What do tech luminaries Andy Bechtolsheim, Sky Dayton, Joi Ito and Brad Garlinghouse have in common? They’re all backing Diffbot, the startup that’s building visual robot technology that parses web site content to make it easier to reuse.
Diffbot, the first company funded out of Stanford’s StartX accelerator program, makes its APIs available to users wanting to extract the components of web pages in a way that makes that content reusable and easier to mash up into apps, Diffbot founder and CEO Michael Tung told me this week. It’s identified 18 web page types and the API handles two of them — front page and article — to date and is building support for the others. GigaOM’s Ryan Kim covered the launch of Diffbot’s first APIs last fall.
Unlocking web content
“We’ve got this great thing, the Internet, full of web pages, the problem is they’re made for human beings to read and understand, particularly people in front of a browser … but that’s inaccessible to software applications, hundreds of thousands of apps like Siri(s aapl), that only work with a handful of APIs that they’re hard-coded for,” Tung said.

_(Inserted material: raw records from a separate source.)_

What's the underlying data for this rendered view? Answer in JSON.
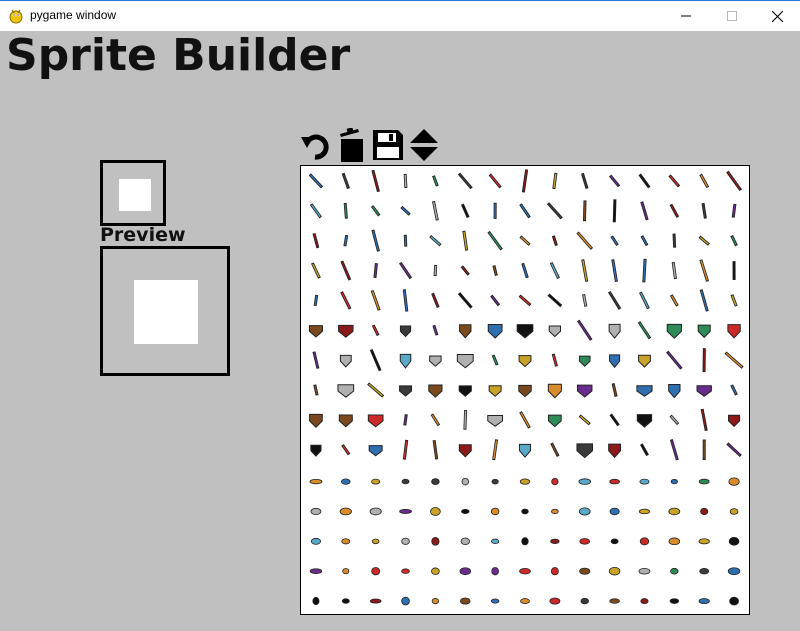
{
  "window": {
    "title": "pygame window",
    "icon": "pygame-snake-icon",
    "minimize_icon": "minimize-icon",
    "maximize_icon": "maximize-icon",
    "close_icon": "close-icon"
  },
  "app": {
    "title": "Sprite Builder",
    "preview_label": "Preview"
  },
  "toolbar": {
    "undo_icon": "undo-icon",
    "clear_icon": "trash-icon",
    "save_icon": "floppy-disk-icon",
    "toggle_icon": "up-down-arrows-icon"
  },
  "sprite_sheet": {
    "name": "item sprite sheet",
    "rows": 15,
    "columns": 15
  }
}
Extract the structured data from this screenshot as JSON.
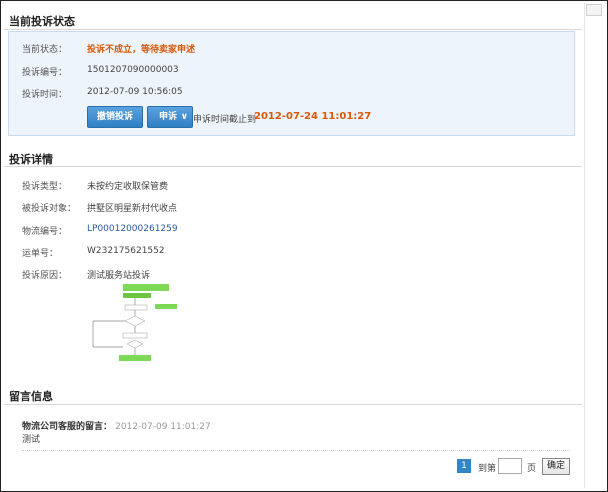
{
  "current_status": {
    "title": "当前投诉状态",
    "status_label": "当前状态：",
    "status_value": "投诉不成立，等待卖家申述",
    "id_label": "投诉编号：",
    "id_value": "1501207090000003",
    "time_label": "投诉时间：",
    "time_value": "2012-07-09 10:56:05",
    "withdraw_button": "撤销投诉",
    "appeal_button": "申诉",
    "deadline_text": "申诉时间截止到",
    "deadline_date": "2012-07-24 11:01:27"
  },
  "details": {
    "title": "投诉详情",
    "type_label": "投诉类型：",
    "type_value": "未按约定收取保管费",
    "target_label": "被投诉对象：",
    "target_value": "拱墅区明星新村代收点",
    "logistics_label": "物流编号：",
    "logistics_value": "LP00012000261259",
    "waybill_label": "运单号：",
    "waybill_value": "W232175621552",
    "reason_label": "投诉原因：",
    "reason_value": "测试服务站投诉"
  },
  "messages": {
    "title": "留言信息",
    "items": [
      {
        "author": "物流公司客服的留言：",
        "time": "2012-07-09 11:01:27",
        "content": "测试"
      }
    ]
  },
  "pagination": {
    "current_page": "1",
    "goto_label": "到第",
    "page_suffix": "页",
    "confirm_button": "确定"
  },
  "colors": {
    "accent_blue": "#2f7fc4",
    "status_orange": "#d9590a",
    "status_box_bg": "#edf4fb"
  }
}
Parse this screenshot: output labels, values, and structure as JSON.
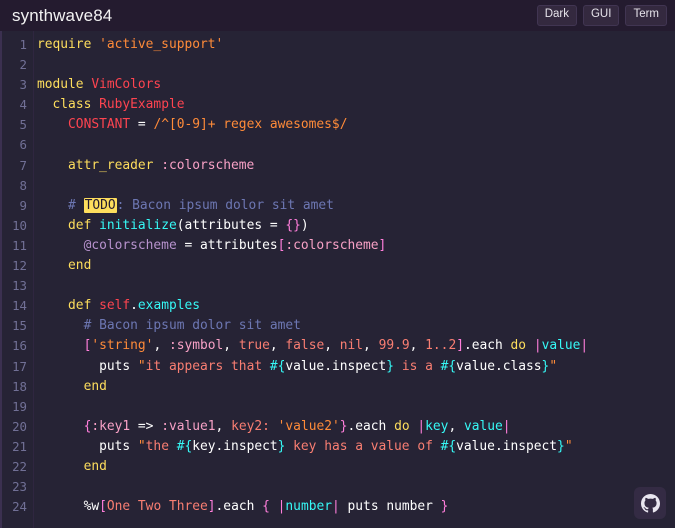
{
  "header": {
    "title": "synthwave84",
    "buttons": [
      {
        "label": "Dark",
        "name": "dark-theme-button"
      },
      {
        "label": "GUI",
        "name": "gui-mode-button"
      },
      {
        "label": "Term",
        "name": "term-mode-button"
      }
    ]
  },
  "editor": {
    "language": "ruby",
    "line_numbers": [
      "1",
      "2",
      "3",
      "4",
      "5",
      "6",
      "7",
      "8",
      "9",
      "10",
      "11",
      "12",
      "13",
      "14",
      "15",
      "16",
      "17",
      "18",
      "19",
      "20",
      "21",
      "22",
      "23",
      "24"
    ],
    "lines": [
      {
        "n": "1",
        "text": "require 'active_support'"
      },
      {
        "n": "2",
        "text": ""
      },
      {
        "n": "3",
        "text": "module VimColors"
      },
      {
        "n": "4",
        "text": "  class RubyExample"
      },
      {
        "n": "5",
        "text": "    CONSTANT = /^[0-9]+ regex awesomes$/"
      },
      {
        "n": "6",
        "text": ""
      },
      {
        "n": "7",
        "text": "    attr_reader :colorscheme"
      },
      {
        "n": "8",
        "text": ""
      },
      {
        "n": "9",
        "text": "    # TODO: Bacon ipsum dolor sit amet"
      },
      {
        "n": "10",
        "text": "    def initialize(attributes = {})"
      },
      {
        "n": "11",
        "text": "      @colorscheme = attributes[:colorscheme]"
      },
      {
        "n": "12",
        "text": "    end"
      },
      {
        "n": "13",
        "text": ""
      },
      {
        "n": "14",
        "text": "    def self.examples"
      },
      {
        "n": "15",
        "text": "      # Bacon ipsum dolor sit amet"
      },
      {
        "n": "16",
        "text": "      ['string', :symbol, true, false, nil, 99.9, 1..2].each do |value|"
      },
      {
        "n": "17",
        "text": "        puts \"it appears that #{value.inspect} is a #{value.class}\""
      },
      {
        "n": "18",
        "text": "      end"
      },
      {
        "n": "19",
        "text": ""
      },
      {
        "n": "20",
        "text": "      {:key1 => :value1, key2: 'value2'}.each do |key, value|"
      },
      {
        "n": "21",
        "text": "        puts \"the #{key.inspect} key has a value of #{value.inspect}\""
      },
      {
        "n": "22",
        "text": "      end"
      },
      {
        "n": "23",
        "text": ""
      },
      {
        "n": "24",
        "text": "      %w[One Two Three].each { |number| puts number }"
      }
    ],
    "highlight_marker": "TODO"
  },
  "footer": {
    "github_button_label": "github-icon"
  },
  "colors": {
    "page_background": "#241b2f",
    "editor_background": "#262335",
    "header_background": "#241b2f",
    "line_number": "#717096",
    "keyword": "#fede5d",
    "constant": "#fe4450",
    "string": "#ff8b39",
    "string_body": "#f97e72",
    "symbol": "#f8a1c6",
    "instance_variable": "#b893ce",
    "function": "#36f9f6",
    "bracket": "#ff7edb",
    "comment": "#6d77b3",
    "plain": "#ffffff",
    "todo_background": "#fede5d",
    "todo_text": "#241b2f",
    "button_background": "#34293f",
    "button_border": "#413552",
    "github_button_background": "#342b44"
  }
}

“Yelp is great for searching places, Flipboard is great for discovering news. Our main insight is the web can be broken down into 18 types of pages, news, people,places, photos, etc. and our goal is to teach a machine to understand all that,” Tung said. The company is working on more APIs to bring all that content into its reach.

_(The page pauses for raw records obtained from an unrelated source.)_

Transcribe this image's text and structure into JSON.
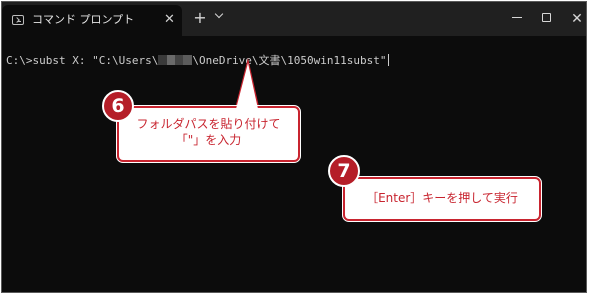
{
  "titlebar": {
    "tab_title": "コマンド プロンプト",
    "tab_close": "✕",
    "new_tab": "+",
    "close": "✕"
  },
  "console": {
    "line_prefix": "C:\\>subst X: \"C:\\Users\\",
    "line_suffix": "\\OneDrive\\文書\\1050win11subst\""
  },
  "annotations": [
    {
      "number": "6",
      "text_line1": "フォルダパスを貼り付けて",
      "text_line2": "「\"」を入力"
    },
    {
      "number": "7",
      "text": "［Enter］キーを押して実行"
    }
  ],
  "colors": {
    "accent": "#c8242f",
    "badge": "#b51e28",
    "terminal_bg": "#0c0c0c",
    "titlebar_bg": "#202020"
  }
}
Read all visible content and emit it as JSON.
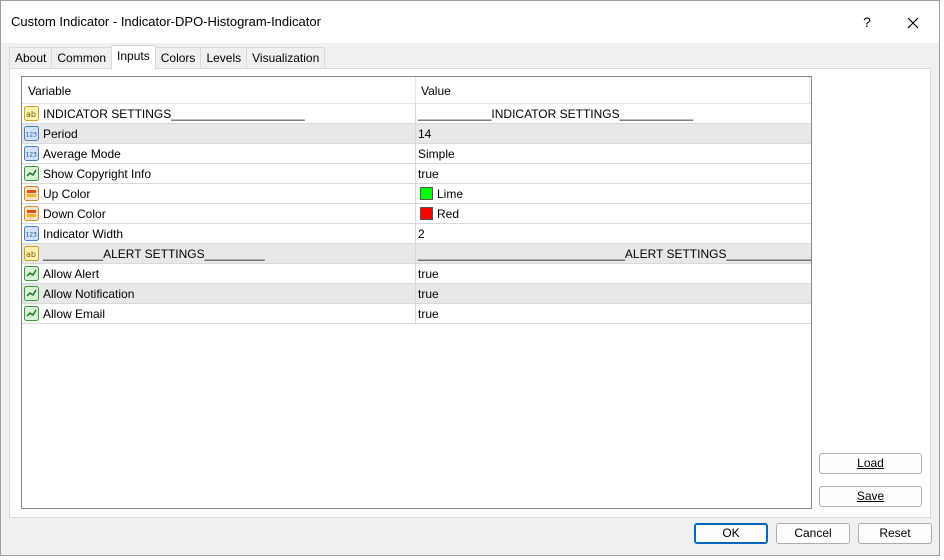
{
  "window": {
    "title": "Custom Indicator - Indicator-DPO-Histogram-Indicator",
    "help_label": "?",
    "close_label": "✕"
  },
  "tabs": [
    {
      "label": "About"
    },
    {
      "label": "Common"
    },
    {
      "label": "Inputs",
      "active": true
    },
    {
      "label": "Colors"
    },
    {
      "label": "Levels"
    },
    {
      "label": "Visualization"
    }
  ],
  "grid": {
    "headers": {
      "variable": "Variable",
      "value": "Value"
    },
    "rows": [
      {
        "icon": "string-icon",
        "name": "INDICATOR SETTINGS____________________",
        "value": "___________INDICATOR SETTINGS___________"
      },
      {
        "icon": "number-icon",
        "name": "Period",
        "value": "14"
      },
      {
        "icon": "number-icon",
        "name": "Average Mode",
        "value": "Simple"
      },
      {
        "icon": "bool-icon",
        "name": "Show Copyright Info",
        "value": "true"
      },
      {
        "icon": "color-icon",
        "name": "Up Color",
        "value": "Lime",
        "color": "#00ff00"
      },
      {
        "icon": "color-icon",
        "name": "Down Color",
        "value": "Red",
        "color": "#ff0000"
      },
      {
        "icon": "number-icon",
        "name": "Indicator Width",
        "value": "2"
      },
      {
        "icon": "string-icon",
        "name": "_________ALERT SETTINGS_________",
        "value": "_______________________________ALERT SETTINGS__________________..."
      },
      {
        "icon": "bool-icon",
        "name": "Allow Alert",
        "value": "true"
      },
      {
        "icon": "bool-icon",
        "name": "Allow Notification",
        "value": "true"
      },
      {
        "icon": "bool-icon",
        "name": "Allow Email",
        "value": "true"
      }
    ]
  },
  "side_buttons": {
    "load": "Load",
    "save": "Save"
  },
  "footer_buttons": {
    "ok": "OK",
    "cancel": "Cancel",
    "reset": "Reset"
  },
  "colors": {
    "accent": "#0067c0",
    "row_alt": "#e8e8e8"
  }
}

At a recent hackathon, one participant built a web reader for his blind father using Diffbot’s APIs. “For a blind person, using the web is miserable. [Today’s] screen readers read all the text starting at the top, including the nav bar and scroll down. Diffbot analyses that page, determines the title, author, text and can read it in a more natural way,” Tung said.

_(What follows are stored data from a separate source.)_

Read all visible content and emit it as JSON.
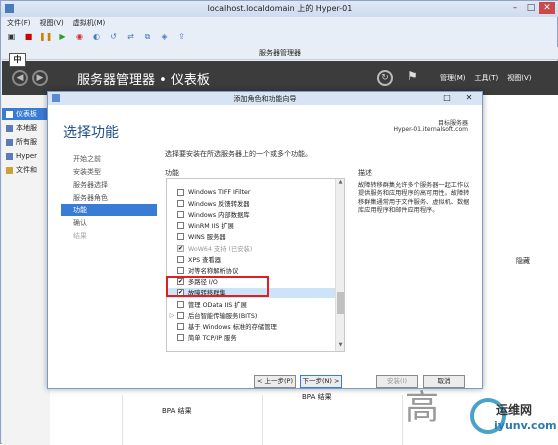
{
  "vm": {
    "title": "localhost.localdomain 上的 Hyper-01",
    "menu": [
      "文件(F)",
      "视图(V)",
      "虚拟机(M)"
    ]
  },
  "server_manager": {
    "window_title": "服务器管理器",
    "ime_indicator": "中",
    "breadcrumb": "服务器管理器 • 仪表板",
    "menu": [
      "管理(M)",
      "工具(T)",
      "视图(V)"
    ],
    "nav": [
      "仪表板",
      "本地服",
      "所有服",
      "Hyper",
      "文件和"
    ],
    "bpa_results_1": "BPA 结果",
    "bpa_results_2": "BPA 结果",
    "hide_label": "隐藏"
  },
  "wizard": {
    "title": "添加角色和功能向导",
    "heading": "选择功能",
    "destination_label": "目标服务器",
    "destination_server": "Hyper-01.iternalsoft.com",
    "instruction": "选择要安装在所选服务器上的一个或多个功能。",
    "features_header": "功能",
    "description_header": "描述",
    "description": "故障转移群集允许多个服务器一起工作以提供服务和应用程序的高可用性。故障转移群集通常用于文件服务、虚拟机、数据库应用程序和邮件应用程序。",
    "steps": [
      {
        "label": "开始之前",
        "state": "normal"
      },
      {
        "label": "安装类型",
        "state": "normal"
      },
      {
        "label": "服务器选择",
        "state": "normal"
      },
      {
        "label": "服务器角色",
        "state": "normal"
      },
      {
        "label": "功能",
        "state": "active"
      },
      {
        "label": "确认",
        "state": "normal"
      },
      {
        "label": "结果",
        "state": "disabled"
      }
    ],
    "features": [
      {
        "label": "Windows TIFF IFilter",
        "checked": false,
        "expandable": false,
        "disabled": false
      },
      {
        "label": "Windows 反馈转发器",
        "checked": false,
        "expandable": false,
        "disabled": false
      },
      {
        "label": "Windows 内部数据库",
        "checked": false,
        "expandable": false,
        "disabled": false
      },
      {
        "label": "WinRM IIS 扩展",
        "checked": false,
        "expandable": false,
        "disabled": false
      },
      {
        "label": "WINS 服务器",
        "checked": false,
        "expandable": false,
        "disabled": false
      },
      {
        "label": "WoW64 支持 (已安装)",
        "checked": true,
        "expandable": false,
        "disabled": true
      },
      {
        "label": "XPS 查看器",
        "checked": false,
        "expandable": false,
        "disabled": false
      },
      {
        "label": "对等名称解析协议",
        "checked": false,
        "expandable": false,
        "disabled": false
      },
      {
        "label": "多路径 I/O",
        "checked": true,
        "expandable": false,
        "disabled": false
      },
      {
        "label": "故障转移群集",
        "checked": true,
        "expandable": false,
        "disabled": false,
        "selected": true
      },
      {
        "label": "管理 OData IIS 扩展",
        "checked": false,
        "expandable": false,
        "disabled": false
      },
      {
        "label": "后台智能传输服务(BITS)",
        "checked": false,
        "expandable": true,
        "disabled": false
      },
      {
        "label": "基于 Windows 标准的存储管理",
        "checked": false,
        "expandable": false,
        "disabled": false
      },
      {
        "label": "简单 TCP/IP 服务",
        "checked": false,
        "expandable": false,
        "disabled": false
      }
    ],
    "buttons": {
      "prev": "< 上一步(P)",
      "next": "下一步(N) >",
      "install": "安装(I)",
      "cancel": "取消"
    }
  },
  "watermark": {
    "chars": "高",
    "brand": "运维网",
    "site": "iyunv.com"
  }
}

Diffbot can look at web pages created for human beings and analyze them visually so the app can treat the web as a big data base. It is now processing more 100 million API calls monthly for software developers using the service for Web site mobilization, tag generation and other functions.
Bechtolsheim, the founder of Sun Microsystems(s Orcl); Sky Dayton, founder of Earthlink and Boingo; Joi Ito, director of the MIT Media Lab: Brad Garlinghouse, a former Yahoo(s yhoo) exec and now CEO of YouSendIt (see disclosure) all invested in this $2 million seed round as did Jonathan Heiliger, the Facebook(s fb) vet now at North Bridge Venture Capital Partners.
The company is using a freemium model, encouraging developers and others to submit URLs to the system for content extraction. The service is free up to a certain number of API calls. “We want to apply Diffbot to the entire web, but it’s expensive to build a web crawler; we only analyze the URLs that people send us,” Tung said.
John Davi, Diffbot’s VP of product and a Cisco(s csco) veteran, said the submissions in themselves will be valuable. “Our long-term vision is to avail ourselves of the cream of the content that comes out. We’ll be able to see the important pages — the articles and recipes that people submit — and we think there’s value in knowing that.”
Disclosure: YouSendIt is backed by Alloy Ventures, a venture capital firm that is an investor in the parent company of this blog, Giga Omni Media.